Two consecutive years emphasize building a strong domestic market: “Buy in China,” “Export from China,” “Invest in China.” Key points include: 1) Future energy is prioritized as the leading industry, with long-term investment opportunities in nuclear-related chains; 2) The concept of “intelligent entities” and “building a new form of smart economy” highlights China’s advantages in global supply chains for intelligent manufacturing; 3) Focus on new consumption, modern service industries, and high-quality innovative startups that can drive consumer goods valuation recovery.
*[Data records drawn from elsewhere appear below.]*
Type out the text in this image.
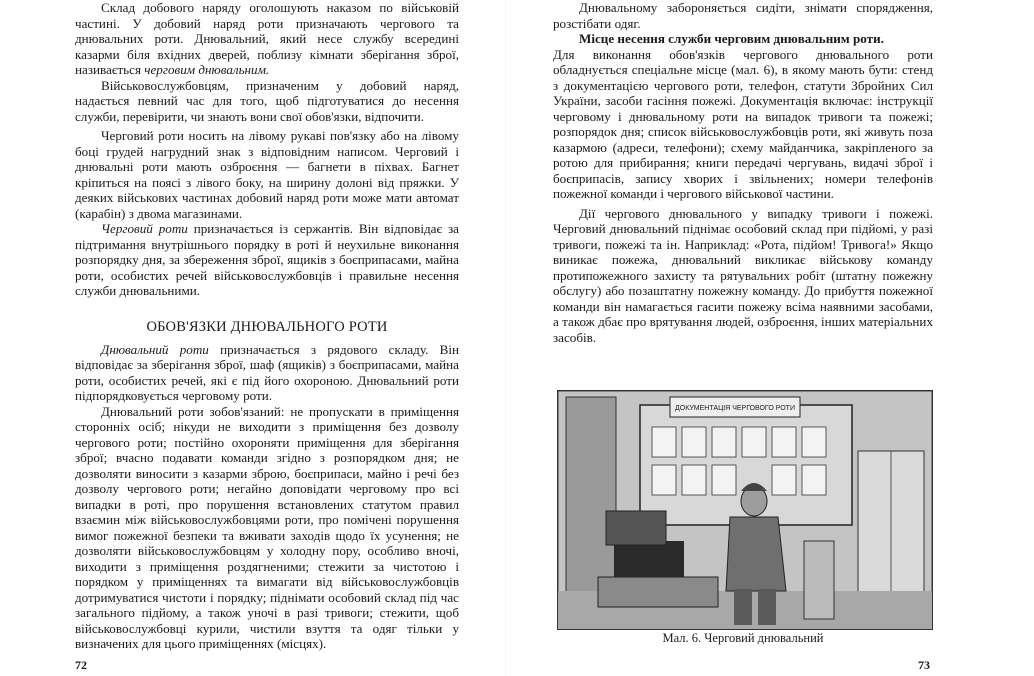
Склад добового наряду оголошують наказом по військовій частині. У добовий наряд роти призначають чергового та днювальних роти. Днювальний, який несе службу всередині казарми біля вхідних дверей, поблизу кімнати зберігання зброї, називається черговим днювальним.

Військовослужбовцям, призначеним у добовий наряд, надається певний час для того, щоб підготуватися до несення служби, перевірити, чи знають вони свої обов'язки, відпочити.

Черговий роти носить на лівому рукаві пов'язку або на лівому боці грудей нагрудний знак з відповідним написом. Черговий і днювальні роти мають озброєння — багнети в піхвах. Багнет кріпиться на поясі з лівого боку, на ширину долоні від пряжки. У деяких військових частинах добовий наряд роти може мати автомат (карабін) з двома магазинами.

Черговий роти призначається із сержантів. Він відповідає за підтримання внутрішнього порядку в роті й неухильне виконання розпорядку дня, за збереження зброї, ящиків з боєприпасами, майна роти, особистих речей військовослужбовців і правильне несення служби днювальними.

ОБОВ'ЯЗКИ ДНЮВАЛЬНОГО РОТИ

Днювальний роти призначається з рядового складу. Він відповідає за зберігання зброї, шаф (ящиків) з боєприпасами, майна роти, особистих речей, які є під його охороною. Днювальний роти підпорядковується черговому роти.

Днювальний роти зобов'язаний: не пропускати в приміщення сторонніх осіб; нікуди не виходити з приміщення без дозволу чергового роти; постійно охороняти приміщення для зберігання зброї; вчасно подавати команди згідно з розпорядком дня; не дозволяти виносити з казарми зброю, боєприпаси, майно і речі без дозволу чергового роти; негайно доповідати черговому про всі випадки в роті, про порушення встановлених статутом правил взаємин між військовослужбовцями роти, про помічені порушення вимог пожежної безпеки та вживати заходів щодо їх усунення; не дозволяти військовослужбовцям у холодну пору, особливо вночі, виходити з приміщення роздягненими; стежити за чистотою і порядком у приміщеннях та вимагати від військовослужбовців дотримуватися чистоти і порядку; піднімати особовий склад під час загального підйому, а також уночі в разі тривоги; стежити, щоб військовослужбовці курили, чистили взуття та одяг тільки у визначених для цього приміщеннях (місцях).

72

Днювальному забороняється сидіти, знімати спорядження, розстібати одяг.

Місце несення служби черговим днювальним роти.

Для виконання обов'язків чергового днювального роти обладнується спеціальне місце (мал. 6), в якому мають бути: стенд з документацією чергового роти, телефон, статути Збройних Сил України, засоби гасіння пожежі. Документація включає: інструкції черговому і днювальному роти на випадок тривоги та пожежі; розпорядок дня; список військовослужбовців роти, які живуть поза казармою (адреси, телефони); схему майданчика, закріпленого за ротою для прибирання; книги передачі чергувань, видачі зброї і боєприпасів, запису хворих і звільнених; номери телефонів пожежної команди і чергового військової частини.

Дії чергового днювального у випадку тривоги і пожежі. Черговий днювальний піднімає особовий склад при підйомі, у разі тривоги, пожежі та ін. Наприклад: «Рота, підйом! Тривога!» Якщо виникає пожежа, днювальний викликає військову команду протипожежного захисту та рятувальних робіт (штатну пожежну обслугу) або позаштатну пожежну команду. До прибуття пожежної команди він намагається гасити пожежу всіма наявними засобами, а також дбає про врятування людей, озброєння, інших матеріальних засобів.

ДОКУМЕНТАЦІЯ ЧЕРГОВОГО РОТИ
Мал. 6. Черговий днювальний
73
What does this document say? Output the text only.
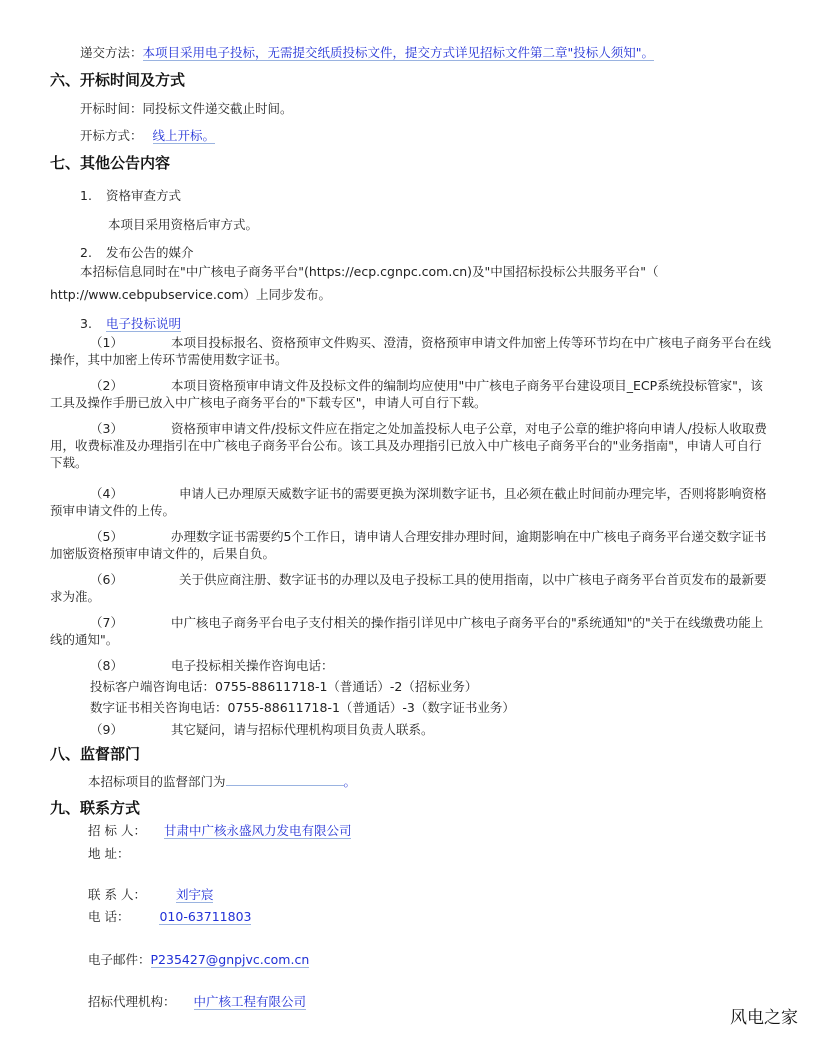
递交方法：本项目采用电子投标，无需提交纸质投标文件，提交方式详见招标文件第二章"投标人须知"。
六、开标时间及方式
开标时间：同投标文件递交截止时间。
开标方式： 线上开标。
七、其他公告内容
1. 资格审查方式
本项目采用资格后审方式。
2. 发布公告的媒介
本招标信息同时在"中广核电子商务平台"(https://ecp.cgnpc.com.cn)及"中国招标投标公共服务平台"（
http://www.cebpubservice.com）上同步发布。
3. 电子投标说明
（1）	本项目投标报名、资格预审文件购买、澄清，资格预审申请文件加密上传等环节均在中广核电子商务平台在线操作，其中加密上传环节需使用数字证书。
（2）	本项目资格预审申请文件及投标文件的编制均应使用"中广核电子商务平台建设项目_ECP系统投标管家"，该工具及操作手册已放入中广核电子商务平台的"下载专区"，申请人可自行下载。
（3）	资格预审申请文件/投标文件应在指定之处加盖投标人电子公章，对电子公章的维护将向申请人/投标人收取费用，收费标准及办理指引在中广核电子商务平台公布。该工具及办理指引已放入中广核电子商务平台的"业务指南"，申请人可自行下载。
（4）	申请人已办理原天威数字证书的需要更换为深圳数字证书，且必须在截止时间前办理完毕，否则将影响资格预审申请文件的上传。
（5）	办理数字证书需要约5个工作日，请申请人合理安排办理时间，逾期影响在中广核电子商务平台递交数字证书加密版资格预审申请文件的，后果自负。
（6）	关于供应商注册、数字证书的办理以及电子投标工具的使用指南，以中广核电子商务平台首页发布的最新要求为准。
（7）	中广核电子商务平台电子支付相关的操作指引详见中广核电子商务平台的"系统通知"的"关于在线缴费功能上线的通知"。
（8）	电子投标相关操作咨询电话：
投标客户端咨询电话：0755-88611718-1（普通话）-2（招标业务）
数字证书相关咨询电话：0755-88611718-1（普通话）-3（数字证书业务）
（9）	其它疑问，请与招标代理机构项目负责人联系。
八、监督部门
本招标项目的监督部门为	。
九、联系方式
招 标 人： 甘肃中广核永盛风力发电有限公司
地 址：
联 系 人： 刘宇宸
电 话： 010-63711803
电子邮件：P235427@gnpjvc.com.cn
招标代理机构： 中广核工程有限公司
风电之家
International experience shows consumption evolves from “survival” to “experience.” Currently, China’s service consumption share is low, with room for expansion.

The current “Halo” assets in A-shares (heavy assets with low淘汰 rate, with both financial scores above 45) are mainly in cyclic resource sectors like coal, non-ferrous metals, oil & petrochemicals, building materials, infrastructure sectors such as utilities and transportation, and brand-rich consumer goods like food and beverages.

  1. Industry Liquidity: Long-term incremental funds are expected
  1. RMB appreciation expectations and rising PPI will attract significant foreign investment inflows; 2) Over the next 3 and 5 years in 2026, deposits exceeding 40 trillion yuan will mature, and amid an “asset shortage,” dividend yields in A-shares and Hong Kong stocks remain relatively attractive; 3) In Q1 2026, stock ETFs saw outflows of over 800 billion yuan, and active public funds are currently underweight cyclicals and consumer sectors.
  1. Industry Valuation: China’s “Halo” assets are still undervalued with global advantages
  1. Valuations of financials, consumer sectors, and some cyclicals in A-shares remain below historical medians; 2) Comparing A-share and H-share valuations, A-shares in power equipment and biomedicine are cheaper based on PB; many cyclicals in Hong Kong are still below net asset value; 3) Globally, China’s manufacturing strength warrants valuation premiums for Halo trading. Leading companies in traditional sectors (resource upstream, chemicals, construction & engineering, machinery, shipping, ports, logistics, finance, real estate) are relatively undervalued in both Hong Kong and A-shares.
  1. Q2 2026 Industry Allocation: Continued Cyclicality Driven by Inflation, Recommend Traditional Resources and Future Energy. The fundamental trend investment framework favors traditional cyclicals benefiting from rising inflation, including steel, coal, building materials, construction, chemicals, non-ferrous metals, agricultural products, and power equipment. Thematic focus on future energy and nuclear industry chains.

Risk Warnings: 1) Uncertain global trade and economic growth outlook; geopolitical risks and international cycles may disrupt industry fundamentals, especially for outbound companies; financial data has lag and does not predict future trends; 2) This analysis is based on the top ten holdings disclosed in fund quarterly reports, which may differ from total fund holdings; public funds represent only part of market capital, with limited representativeness, and quarterly data is delayed; 3) Market style shifts depend on macro PPI upward assumptions; if macro conditions change unexpectedly, market reactions may be nonlinear.